住職の常駐なし1万3千カ寺 全国調査、過疎など影響
全国に7万5千以上ある寺院のうち、少なくとも約1万3千カ寺が、常駐する住職がいなかったり、別の寺の住職が兼務している状態であることが24日、京都新聞社のアンケートで分かった。対象とした主要13宗派の全末寺の2割を超した。京都府、滋賀県内でも、計千カ寺以上が該当した。回答した仏教宗派は、過疎の進行や人口減少、後継者不在などが原因と分析している。
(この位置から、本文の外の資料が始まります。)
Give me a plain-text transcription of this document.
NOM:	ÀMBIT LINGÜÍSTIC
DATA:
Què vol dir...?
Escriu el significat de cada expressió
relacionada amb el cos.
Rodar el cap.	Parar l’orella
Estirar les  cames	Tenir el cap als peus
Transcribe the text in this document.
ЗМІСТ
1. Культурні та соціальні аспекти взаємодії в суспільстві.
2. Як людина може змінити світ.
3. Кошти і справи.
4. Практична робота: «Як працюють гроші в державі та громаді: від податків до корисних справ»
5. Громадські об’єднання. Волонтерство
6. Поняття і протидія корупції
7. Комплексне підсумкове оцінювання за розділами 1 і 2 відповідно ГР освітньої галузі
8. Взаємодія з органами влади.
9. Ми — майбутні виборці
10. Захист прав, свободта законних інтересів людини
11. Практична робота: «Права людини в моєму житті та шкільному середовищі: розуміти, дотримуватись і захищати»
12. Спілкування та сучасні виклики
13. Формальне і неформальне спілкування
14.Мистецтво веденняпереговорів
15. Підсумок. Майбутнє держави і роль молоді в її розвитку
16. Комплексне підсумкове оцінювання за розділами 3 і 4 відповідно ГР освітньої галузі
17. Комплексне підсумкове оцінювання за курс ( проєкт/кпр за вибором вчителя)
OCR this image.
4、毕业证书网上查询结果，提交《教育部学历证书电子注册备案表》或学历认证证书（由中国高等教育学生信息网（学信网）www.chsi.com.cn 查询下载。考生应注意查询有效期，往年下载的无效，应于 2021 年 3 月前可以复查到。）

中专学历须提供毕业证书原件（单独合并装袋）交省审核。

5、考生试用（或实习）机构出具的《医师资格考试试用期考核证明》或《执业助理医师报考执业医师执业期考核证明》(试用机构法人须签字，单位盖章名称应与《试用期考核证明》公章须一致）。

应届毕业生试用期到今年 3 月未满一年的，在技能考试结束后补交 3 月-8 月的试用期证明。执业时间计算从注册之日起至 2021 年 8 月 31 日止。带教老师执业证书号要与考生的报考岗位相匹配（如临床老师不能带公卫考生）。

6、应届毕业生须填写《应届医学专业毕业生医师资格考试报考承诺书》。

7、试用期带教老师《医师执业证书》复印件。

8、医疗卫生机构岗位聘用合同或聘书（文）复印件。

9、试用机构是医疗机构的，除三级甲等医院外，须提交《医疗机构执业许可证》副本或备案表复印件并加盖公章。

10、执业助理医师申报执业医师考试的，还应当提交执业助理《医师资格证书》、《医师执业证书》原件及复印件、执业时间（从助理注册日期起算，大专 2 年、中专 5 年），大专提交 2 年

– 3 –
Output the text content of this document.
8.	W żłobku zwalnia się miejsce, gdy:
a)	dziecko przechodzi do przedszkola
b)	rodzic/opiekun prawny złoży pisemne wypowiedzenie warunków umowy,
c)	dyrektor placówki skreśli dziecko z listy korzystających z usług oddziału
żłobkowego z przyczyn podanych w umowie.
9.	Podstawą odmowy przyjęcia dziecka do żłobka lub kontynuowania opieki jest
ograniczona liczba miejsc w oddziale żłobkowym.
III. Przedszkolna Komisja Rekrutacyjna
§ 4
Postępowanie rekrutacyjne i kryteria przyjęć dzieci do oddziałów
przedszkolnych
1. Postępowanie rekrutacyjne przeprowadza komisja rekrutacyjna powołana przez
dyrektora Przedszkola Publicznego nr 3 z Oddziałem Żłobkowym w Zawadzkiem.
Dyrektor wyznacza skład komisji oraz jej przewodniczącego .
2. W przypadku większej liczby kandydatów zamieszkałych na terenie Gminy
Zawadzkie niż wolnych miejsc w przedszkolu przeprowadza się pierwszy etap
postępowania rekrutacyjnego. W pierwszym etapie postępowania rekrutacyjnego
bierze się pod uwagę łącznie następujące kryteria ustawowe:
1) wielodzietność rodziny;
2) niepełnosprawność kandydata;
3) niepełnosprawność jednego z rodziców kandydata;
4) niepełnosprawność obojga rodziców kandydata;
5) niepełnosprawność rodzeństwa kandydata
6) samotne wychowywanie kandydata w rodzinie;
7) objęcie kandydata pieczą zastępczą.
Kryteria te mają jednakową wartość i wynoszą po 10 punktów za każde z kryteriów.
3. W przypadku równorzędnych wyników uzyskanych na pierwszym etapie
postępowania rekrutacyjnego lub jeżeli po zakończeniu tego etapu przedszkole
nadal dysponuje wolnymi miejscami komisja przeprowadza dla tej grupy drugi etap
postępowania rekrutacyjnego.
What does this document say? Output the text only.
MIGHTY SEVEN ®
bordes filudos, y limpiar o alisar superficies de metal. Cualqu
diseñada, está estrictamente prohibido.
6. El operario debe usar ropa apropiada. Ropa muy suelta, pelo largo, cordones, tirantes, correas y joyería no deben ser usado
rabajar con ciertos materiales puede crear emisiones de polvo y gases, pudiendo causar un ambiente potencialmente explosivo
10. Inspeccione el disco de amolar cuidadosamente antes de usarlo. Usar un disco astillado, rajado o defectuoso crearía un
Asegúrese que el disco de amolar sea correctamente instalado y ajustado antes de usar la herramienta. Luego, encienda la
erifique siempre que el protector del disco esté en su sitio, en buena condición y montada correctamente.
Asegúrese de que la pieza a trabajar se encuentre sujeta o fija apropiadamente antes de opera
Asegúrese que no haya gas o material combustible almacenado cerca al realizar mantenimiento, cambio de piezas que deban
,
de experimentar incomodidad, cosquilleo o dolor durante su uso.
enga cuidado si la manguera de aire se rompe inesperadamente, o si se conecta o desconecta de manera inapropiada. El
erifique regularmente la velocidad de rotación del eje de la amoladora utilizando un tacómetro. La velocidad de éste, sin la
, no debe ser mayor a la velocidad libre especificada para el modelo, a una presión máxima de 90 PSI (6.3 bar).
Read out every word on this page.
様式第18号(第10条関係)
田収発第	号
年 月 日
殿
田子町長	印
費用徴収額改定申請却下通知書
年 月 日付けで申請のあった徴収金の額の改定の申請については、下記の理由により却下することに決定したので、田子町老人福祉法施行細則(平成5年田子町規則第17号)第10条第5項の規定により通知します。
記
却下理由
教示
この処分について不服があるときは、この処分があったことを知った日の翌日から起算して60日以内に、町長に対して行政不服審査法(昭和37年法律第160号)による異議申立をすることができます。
アンケートは、全国に2500以上の末寺を抱える規模の大きい10宗派と、京都府か滋賀県に100以上の末寺がある3宗派の計13宗派を対象に2~3月に実施した。末寺の数は合計6万2600で、全国の寺院の8割以上に当たる。
専任の住職が住んでいなかったり、他の寺の住職が兼ねていたりする「無住」「兼務」「代務」と呼ばれる状態の寺は計1万2964あった。真言宗智山派(総本山・智積院、京都市東山区)は末寺の約35%、臨済宗妙心寺派(大本山・妙心寺、右京区)は約32%、国内最大の曹洞宗は約22%が該当した。
住職が住んでいない寺や専任の住職がいない寺の増加は、寺院の減少につながるとの指摘がある。曹洞宗の広報担当者は「宗派として僧侶の資質向上に努め、福祉活動や地域貢献を推奨しているが、1宗派だけではなく、仏教界全体の問題として取り組む必要がある」と話す。